Verità mischiata a delirio, frasi dette in mezzo alla folla delle 11:00, ripetute alle 12:00, lasciando un piccolo spazio, una linea tra il bancone e i suoi piedi.
‐1, un numero al disotto dello 0, un numero pieno di corridoi e stanze, ma soprattutto porte chiuse. Mario si prende cura di tutti, in fondo è il suo lavoro, lavare, vestire, incipriare, rendendo ancora bello quello che sta per appassire. Cerca con i suoi piccoli gesti quotidiani di attaccare un po’ di vita, l’ultimo lembo, l’ultima immagine da ricordare prima di sparire per sempre. Persone con nomi e cognomi che presto saranno dimenticati tra le foglie gialle di qualche lapide bianca.
Ogni piano lascia scivolare sentimenti diversi, raccolti in un unico lamento.
E lui è lì, con il suo cappotto consumato, la sua aria emaciata, unico vero eroe del piano
‐1.
L’ultima mano gentile prima della fredda solitudine.
Ogni giorno volti nuovi, anni, qualcuno giovane, qualcuno vecchio.
Tutti legati da un solo destino, raccolti in un'unica parola, 5 lettere di certezza.
Si commuove, quarantanni di servizio e ancora riesce a piangere.
Sogna, immaginando finali diversi per i corpi che accarezza, per le mani che sfiora.

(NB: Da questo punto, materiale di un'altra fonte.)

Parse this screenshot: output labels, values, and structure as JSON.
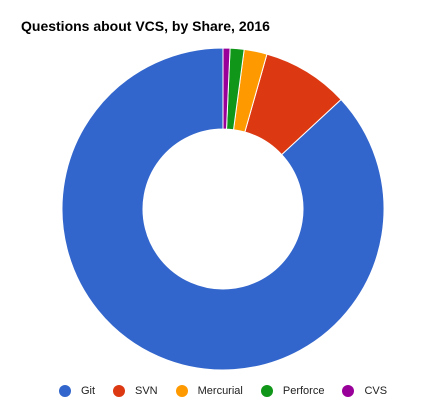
{
  "chart_data": {
    "type": "pie",
    "title": "Questions about VCS, by Share, 2016",
    "donut": true,
    "legend_position": "bottom",
    "categories": [
      "Git",
      "SVN",
      "Mercurial",
      "Perforce",
      "CVS"
    ],
    "values": [
      86.9,
      8.7,
      2.3,
      1.4,
      0.7
    ],
    "value_unit": "percent (estimated)",
    "colors": [
      "#3366cc",
      "#dc3912",
      "#ff9900",
      "#109618",
      "#990099"
    ],
    "start_angle_deg": 0,
    "direction": "counterclockwise"
  }
}
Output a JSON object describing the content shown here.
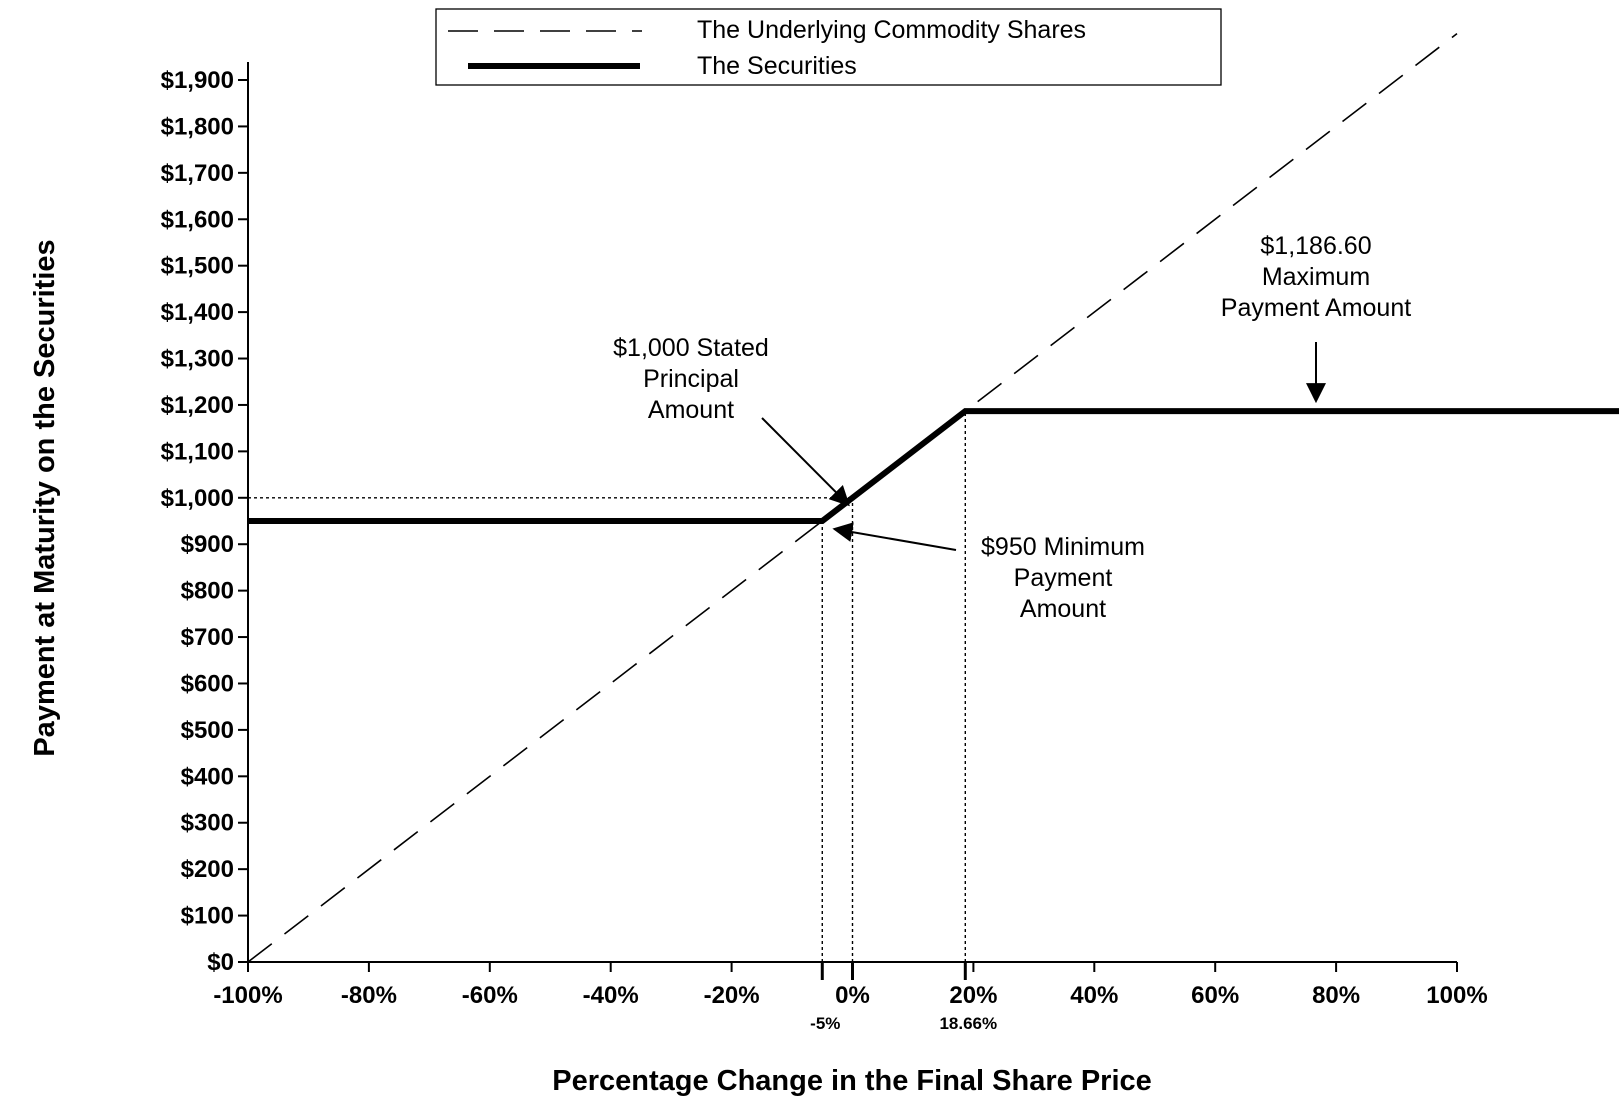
{
  "chart_data": {
    "type": "line",
    "title": "",
    "xlabel": "Percentage Change in the Final Share Price",
    "ylabel": "Payment at Maturity on the Securities",
    "xlim": [
      -100,
      100
    ],
    "ylim": [
      0,
      1900
    ],
    "x_ticks": [
      -100,
      -80,
      -60,
      -40,
      -20,
      0,
      20,
      40,
      60,
      80,
      100
    ],
    "x_tick_labels": [
      "-100%",
      "-80%",
      "-60%",
      "-40%",
      "-20%",
      "0%",
      "20%",
      "40%",
      "60%",
      "80%",
      "100%"
    ],
    "extra_x_labels": [
      {
        "x": -5,
        "label": "-5%"
      },
      {
        "x": 18.66,
        "label": "18.66%"
      }
    ],
    "y_ticks": [
      0,
      100,
      200,
      300,
      400,
      500,
      600,
      700,
      800,
      900,
      1000,
      1100,
      1200,
      1300,
      1400,
      1500,
      1600,
      1700,
      1800,
      1900
    ],
    "y_tick_labels": [
      "$0",
      "$100",
      "$200",
      "$300",
      "$400",
      "$500",
      "$600",
      "$700",
      "$800",
      "$900",
      "$1,000",
      "$1,100",
      "$1,200",
      "$1,300",
      "$1,400",
      "$1,500",
      "$1,600",
      "$1,700",
      "$1,800",
      "$1,900"
    ],
    "grid": false,
    "legend_position": "top",
    "series": [
      {
        "name": "The Underlying Commodity Shares",
        "style": "dashed",
        "points": [
          [
            -100,
            0
          ],
          [
            100,
            2000
          ]
        ]
      },
      {
        "name": "The Securities",
        "style": "solid-thick",
        "points": [
          [
            -100,
            950
          ],
          [
            -5,
            950
          ],
          [
            18.66,
            1186.6
          ],
          [
            100,
            1186.6
          ]
        ]
      }
    ],
    "reference_lines": [
      {
        "type": "horizontal",
        "y": 1000,
        "from_x": -100,
        "to_x": 0
      },
      {
        "type": "vertical",
        "x": -5,
        "from_y": 0,
        "to_y": 950
      },
      {
        "type": "vertical",
        "x": 0,
        "from_y": 0,
        "to_y": 1000
      },
      {
        "type": "vertical",
        "x": 18.66,
        "from_y": 0,
        "to_y": 1186.6
      }
    ],
    "annotations": [
      {
        "id": "principal",
        "lines": [
          "$1,000 Stated",
          "Principal",
          "Amount"
        ],
        "points_to": [
          0,
          1000
        ]
      },
      {
        "id": "minimum",
        "lines": [
          "$950 Minimum",
          "Payment",
          "Amount"
        ],
        "points_to": [
          -3,
          950
        ]
      },
      {
        "id": "maximum",
        "lines": [
          "$1,186.60",
          "Maximum",
          "Payment Amount"
        ],
        "points_to": [
          77,
          1186.6
        ]
      }
    ]
  }
}
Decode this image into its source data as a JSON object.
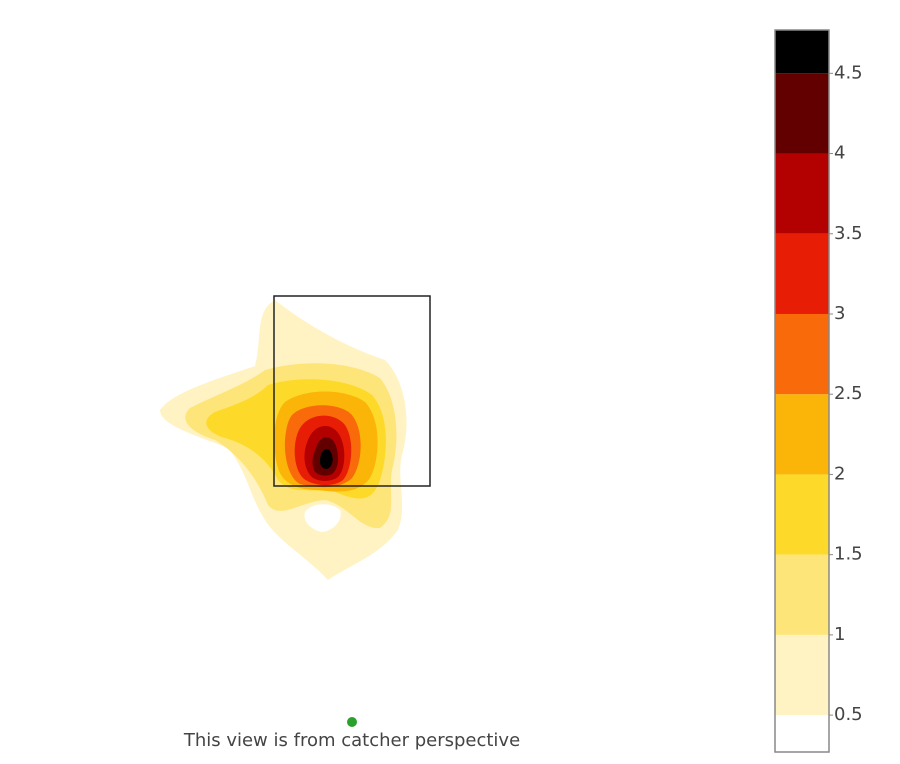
{
  "chart_data": {
    "type": "contour",
    "annotation": "This view is from catcher perspective",
    "zlim": [
      0.27,
      4.77
    ],
    "zticks": [
      0.5,
      1,
      1.5,
      2,
      2.5,
      3,
      3.5,
      4,
      4.5
    ],
    "colors": [
      "#ffffff",
      "#fff3c4",
      "#fee57a",
      "#fdd92a",
      "#fbb508",
      "#f86a0a",
      "#e81d05",
      "#b30000",
      "#620000",
      "#000000"
    ]
  }
}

La piccola Silvia, con il lunghi capelli biondi, il minuscolo vestito rosa a testimonianza della sua innocenza, il vecchio Alberto, piccolo come un albero che ha già dato molti frutti. Mario sceglie le lacrime, mentre silenziosamente nella stanza cerca di dimenticare, lascia che la luce del pomeriggio tocchi le lettighe, accarezzando i lenzuoli deformati da figure immobili. Li immagina tutti vivi, insieme in un giorno di Maggio, accompagnati dal sole caldo che li rende tutti belli. Le loro voci gioiose si confondono con il suono di una nota, una nota che cerca di tenera aperto l’unico spiraglio di vita. Lui si lascia trsportare dal vento, leggero, li prende per mano tutti, sorridendo, lasciando che i sogni almeno per oggi possano prendere forma. Lasciando che il rumore del pianto rimanga alla porta, senza disturbare, senza che nessuna lacrima bagni questo giorno. E poi di colpo apre gli occhi, ed è tutto fermo, la luce del pomeriggio è diventata buio, interrotta dal neon opaco del soffitto. Stancamente si alza, sposta qualche lettiga cercando di creare una fila perfetta. Manda giù l’ultimo sorso di vino, alza il bicchiere per un brindisi e li rivede tutti lì in piedi, vede i loro volti tristi e seri.
Lo guardano e piano piano indietreggiano dietro la riga buia della stanza. Mario si volta, lascia cadere il bicchiere, sorride toccando il pavimento con la guancia, chiudendo gli occhi per l’ultima volta.